Looking at the balance sheet we can see that Coca-Cola's current ratio stands at 1.03, which is a bit lower than Pepsi's 1.20. A current ratio of more than 1.0 means current assets are bigger than current liabilities, indicating good short-term balance sheet health. Both Coca-Cola and Pepsi are currently trading slightly above their 5-year average p/e ratios. Coca-Cola is currently trading at 19.7 times this year's expected earnings (5-year average p/e is 18.3) , while PepsiCo has a forward price to earnings ratio of 19.5 (5-year average p/e is 17.2).Both companies are a bit expensive when looking at the p/e ratio compared to their 5-year averages, but I wouldn't wait for a pullback, as these tend to be quite rare with quality companies like Coca-Cola and PepsiCo.
These Dividend Aristocrats have been rewarding their shareholders with ever-increasing dividend distributions for decades.I especially like Chevron, because of its low payout ratio.

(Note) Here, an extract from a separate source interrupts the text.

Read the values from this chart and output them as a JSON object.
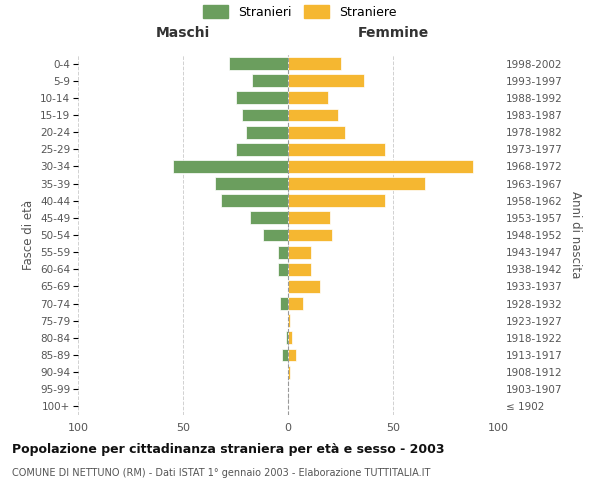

McDonald's is by far the best in this list in terms of dividend growth, and I consider Coca-Cola and PepsiCo to be among the safest dividend paying stocks. An investment made in a company that regularly increases its dividends can turn into an incredible stream of income when given enough time. I have listed the stocks I feel are most attractive right now, but that doesn't mean I don't like the other Dividend Aristocrats.